Tabii ki, başka iç ve dış etkenler, olgular da var. Bizim bu olguları seçip sıralamamızın nedeni, sadece hafıza tazelememiz için veya bildiğimiz konuları tekrar etmemiz için değildir. Burada amaç, kime karşı ve hangi yöntemlerle örgütlenen bir düşmana karşı savaştığımızı irdelemektir. Düşmanını tanımazsan ona karşı savaşamazsın. Onun, diğer benzerlerinden farklarını tespit edip gözetmezsen, yanlış savaşırsın. Bunun da sonucundan başarı çıkmaz. Demek ki, bizim de savaşımımızı karşımızdaki düşmanın özelliklerine göre geliştirmemiz, taktiklerimizi, örgütlenme ve propaganda yöntemlerimizi ona göre belirlememiz gerekiyor. Dikkat edecek olursak, Erdoğan ve AKP’nin uyguladığı tüm yol ve yöntemler, işçi sınıfı, emekçiler ve yoksul halkları örgütlemeye, onların desteğine almaya yönelik. Yani, bizim doğal tabanımıza yöneliyor ve kendileri açısından sonuç da alıyor. Bu sebepten dolayıdır ki, işbirlikçi tekelci burjuvazi ve emperyalist merkezler onlardan vaz geçemiyor, çünkü yerine bir şey koyamıyor. Fakat işbirlikçi tekelci burjuvazinin bu kendi sorunu bizi bağlamıyor. Bizim açımızdan yanıtlanması gereken en önemli soru, bizim bu olguya ve uyguladığı yöntemlere karşı nasıl savaşacağımız, işçi sınıfının, emekçi yığınların, ve yoksul halkların çoğunluğunun yönünü iktidara karşı mücadeleye nasıl yönelteceğimizdir. Erdoğan, komünist örgütlenme yöntemlerini, içeriğini inanç sömürüsü ve milliyetçilik ile doldurarak kendileri açısından uyguluyor. Buna karşı biz ne yapacağız, nasıl örgütleneceğiz, işçi, emekçi ve yoksul yığınlara hangi içerikler ile gideceğiz? Nasıl gideceğiz? Devletin sahip olduğu maddi olanaklara sahip olmadığımıza göre, dayanışma, kooperatifleşme ve komünal yönetim olgularını kullanarak ne yapabiliriz? Bu yığınlar nasıl bilinçlenecek ve kendi sorunları temelinde savaşıma girecek? Bu soruları her TKP’li düşünmeli ve kendi yerel deneylerinden yola çıkarak tartışmaya katılmalıdır. Partinin örgüt ve ideolojik faaliyetleri bu alanlarda geliştirilecektir. Her yoldaşın ve parti örgütünün bu sorulara bir yanıtı ve önerileri olmalıdır. Parti politikasının kollektif gelişimi ancak böyle gerçekleşir.

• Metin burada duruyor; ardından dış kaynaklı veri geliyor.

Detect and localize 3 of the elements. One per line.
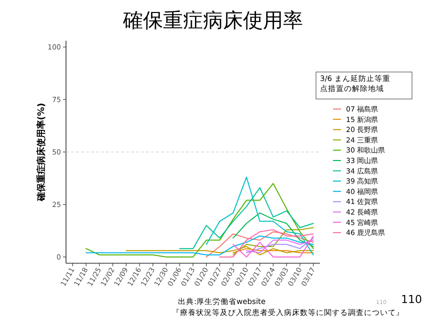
title: 確保重症病床使用率 [123, 8, 303, 32]
text: 110 [401, 293, 422, 306]
y-axis-title: 確保重症病床使用率(%) [36, 102, 47, 202]
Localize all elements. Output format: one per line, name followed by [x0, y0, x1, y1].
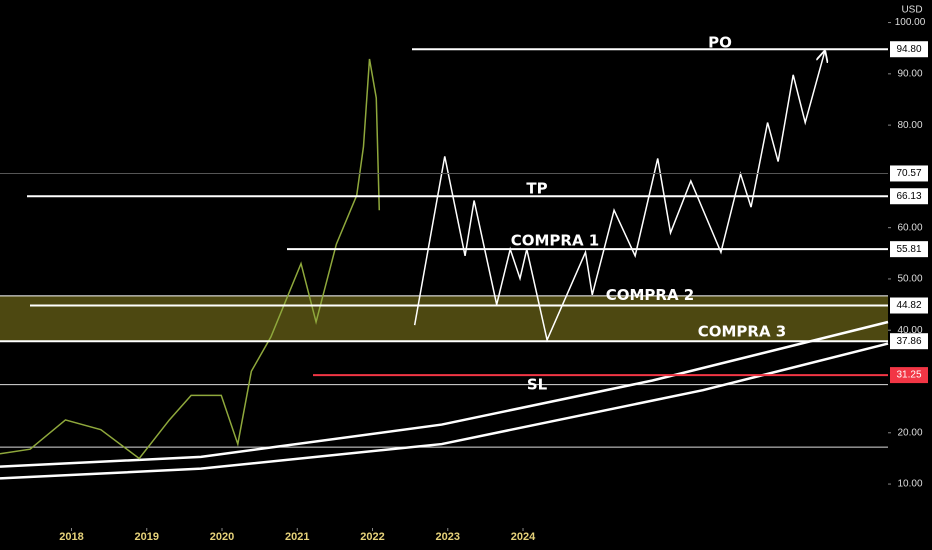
- zone: [0, 295, 888, 342]
- level-name: COMPRA 3: [698, 323, 787, 341]
- y-tick-label: 100.00: [895, 17, 926, 28]
- price-label: 37.86: [896, 336, 921, 347]
- series-line: [413, 51, 825, 343]
- y-tick-label: 10.00: [897, 479, 922, 490]
- x-tick-label: 2021: [285, 531, 309, 543]
- price-label: 31.25: [896, 370, 921, 381]
- currency-label: USD: [901, 5, 922, 16]
- y-tick-label: 90.00: [897, 68, 922, 79]
- price-label: 66.13: [896, 191, 921, 202]
- y-tick-label: 20.00: [897, 427, 922, 438]
- price-box: [890, 188, 928, 205]
- price-label: 94.80: [896, 44, 921, 55]
- x-tick-label: 2020: [210, 531, 234, 543]
- level-name: TP: [526, 180, 547, 198]
- price-box: [890, 333, 928, 350]
- price-box: [890, 367, 928, 384]
- level-name: COMPRA 1: [511, 232, 600, 250]
- y-tick-label: 50.00: [897, 274, 922, 285]
- level-name: COMPRA 2: [606, 286, 695, 304]
- price-box: [890, 241, 928, 258]
- x-tick-label: 2019: [135, 531, 159, 543]
- x-tick-label: 2022: [360, 531, 384, 543]
- x-tick-label: 2023: [436, 531, 460, 543]
- x-tick-label: 2018: [59, 531, 83, 543]
- price-label: 44.82: [896, 300, 921, 311]
- x-tick-label: 2024: [511, 531, 536, 543]
- price-label: 55.81: [896, 244, 921, 255]
- price-label: 70.57: [896, 168, 921, 179]
- level-name: PO: [708, 34, 732, 52]
- y-tick-label: 40.00: [897, 325, 922, 336]
- series-line: [0, 320, 889, 468]
- price-box: [890, 41, 928, 58]
- y-tick-label: 60.00: [897, 222, 922, 233]
- y-tick-label: 80.00: [897, 120, 922, 131]
- series-line: [0, 58, 381, 460]
- price-box: [890, 165, 928, 182]
- price-box: [890, 297, 928, 314]
- level-name: SL: [527, 376, 548, 394]
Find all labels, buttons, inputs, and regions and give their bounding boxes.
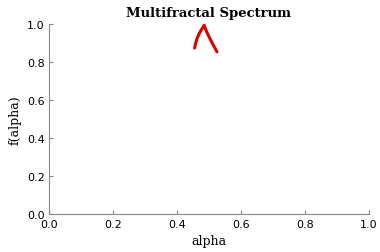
Title: Multifractal Spectrum: Multifractal Spectrum [127, 7, 291, 20]
X-axis label: alpha: alpha [192, 235, 226, 247]
Y-axis label: f(alpha): f(alpha) [8, 95, 21, 144]
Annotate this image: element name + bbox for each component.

Bir dahaki sayıda, yaşadığımız deneyler, örnekler, gelen öneriler ve raporlar temelinde yazımıza devam edeceğiz. Parti politikalarının geliştirilmesine doğrudan katılım ve demokratik merkeziyetçiliğin örnek uygulaması için her birimize belirleyici görevler düşüyor. O halde görev başına.